Appartenant à la deuxième génération de l’Actor’s Studio, le nerveux et introverti Al Pacino est une figure de l’armada italo-américaine issue des universités, de la cinéphilie et de l’écurie Corman, qui a donné un coup de booster à la créativité du cinéma américain à partir des années 70 : Brian De Palma, Martin Scorsese, Francis Ford Coppola.
En parallèle, les condisciples de ces cinéastes formés par la culture européenne vont envahir et bientôt prendre d’assaut Hollywood : George Lucas, Steven Spielberg et leurs émules, Joe Dante, Robert Zemeckis, John Landis. Avec eux, la série B d’antan, les films de genre dédaignés (fantastique, SF) vont non seulement reprendre du poil de la bête, mais devenir la nouvelle norme du cinéma grand public américain, grâce à une inflation des budgets et surtout une recrudescence des effets spéciaux, devenus les nouvelles stars d’Hollywood : Star wars (77), Les Dents de la mer (75), Rencontres du troisième type (77) et plus tard E.T. (82).

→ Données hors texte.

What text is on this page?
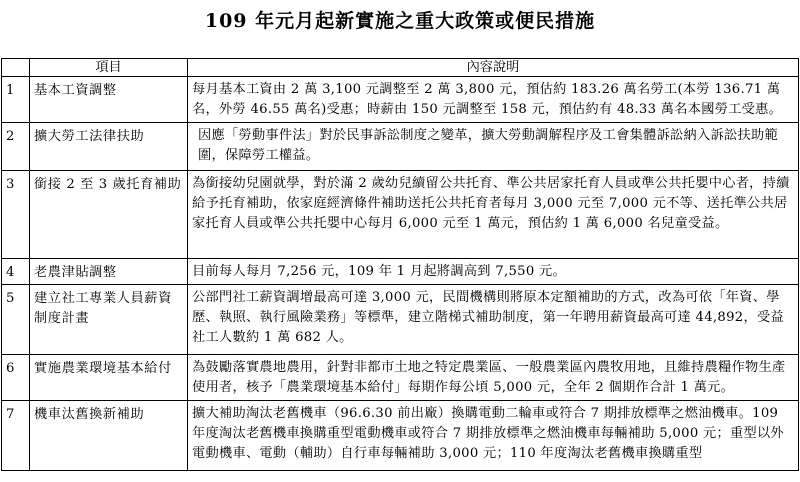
109 年元月起新實施之重大政策或便民措施
	項目	內容說明
1	基本工資調整	每月基本工資由 2 萬 3,100 元調整至 2 萬 3,800 元，預估約 183.26 萬名勞工(本勞 136.71 萬名，外勞 46.55 萬名)受惠；時薪由 150 元調整至 158 元，預估約有 48.33 萬名本國勞工受惠。
2	擴大勞工法律扶助	因應「勞動事件法」對於民事訴訟制度之變革，擴大勞動調解程序及工會集體訴訟納入訴訟扶助範圍，保障勞工權益。
3	銜接 2 至 3 歲托育補助	為銜接幼兒園就學，對於滿 2 歲幼兒續留公共托育、準公共居家托育人員或準公共托嬰中心者，持續給予托育補助，依家庭經濟條件補助送托公共托育者每月 3,000 元至 7,000 元不等、送托準公共居家托育人員或準公共托嬰中心每月 6,000 元至 1 萬元，預估約 1 萬 6,000 名兒童受益。
4	老農津貼調整	目前每人每月 7,256 元，109 年 1 月起將調高到 7,550 元。
5	建立社工專業人員薪資制度計畫	公部門社工薪資調增最高可達 3,000 元，民間機構則將原本定額補助的方式，改為可依「年資、學歷、執照、執行風險業務」等標準，建立階梯式補助制度，第一年聘用薪資最高可達 44,892，受益社工人數約 1 萬 682 人。
6	實施農業環境基本給付	為鼓勵落實農地農用，針對非都市土地之特定農業區、一般農業區內農牧用地，且維持農糧作物生產使用者，核予「農業環境基本給付」每期作每公頃 5,000 元，全年 2 個期作合計 1 萬元。
7	機車汰舊換新補助	擴大補助淘汰老舊機車（96.6.30 前出廠）換購電動二輪車或符合 7 期排放標準之燃油機車。109 年度淘汰老舊機車換購重型電動機車或符合 7 期排放標準之燃油機車每輛補助 5,000 元；重型以外電動機車、電動（輔助）自行車每輛補助 3,000 元；110 年度淘汰老舊機車換購重型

Pendant que les judéo-wasp ont la tête dans les étoiles, les Ritals vont au charbon. Ils plongent dans le fracas de la vie urbaine, trustant le film de gangsters et les récits d’ascension sociale. Coppola, avec sa saga rétro du Parrain (72-74), donne ses lettres de noblesse à la Mafia et invente le polar opératique. Al Pacino est de la fête, qui s’affirme à l’époque, encore plus que son compatriote et rival Bob De Niro (icône de Taxi driver, 76), comme le corps protéiforme et masochiste du polar américain : Un Après-midi de chien (75), Le Parrain 1 et 2, Cruising (80), Serpico (73). De son côté, l’hitchcocko-italo-américain De Palma fantasme sur les symboles menstruels dans Carrie (76), où John Travolta pointe le bout de son nez, avant de devenir le Fred Astaire du disco et d’attraper La Fièvre du samedi soir (77).
Rital-prolétariat toujours quand Sylvester Stallone relance le film de boxe avec Rocky (76) un genre auquel Scorsese redonnera toute sa splendeur avec Raging Bull en 80. Quant à l’outsider plus classique Michael Cimino, il voyage au bout de l’enfer de la roulette russe dans le premier grand Vietnam-film (78), suivi par la déflagration psychédélique d’Apocalypse now de Coppola (79).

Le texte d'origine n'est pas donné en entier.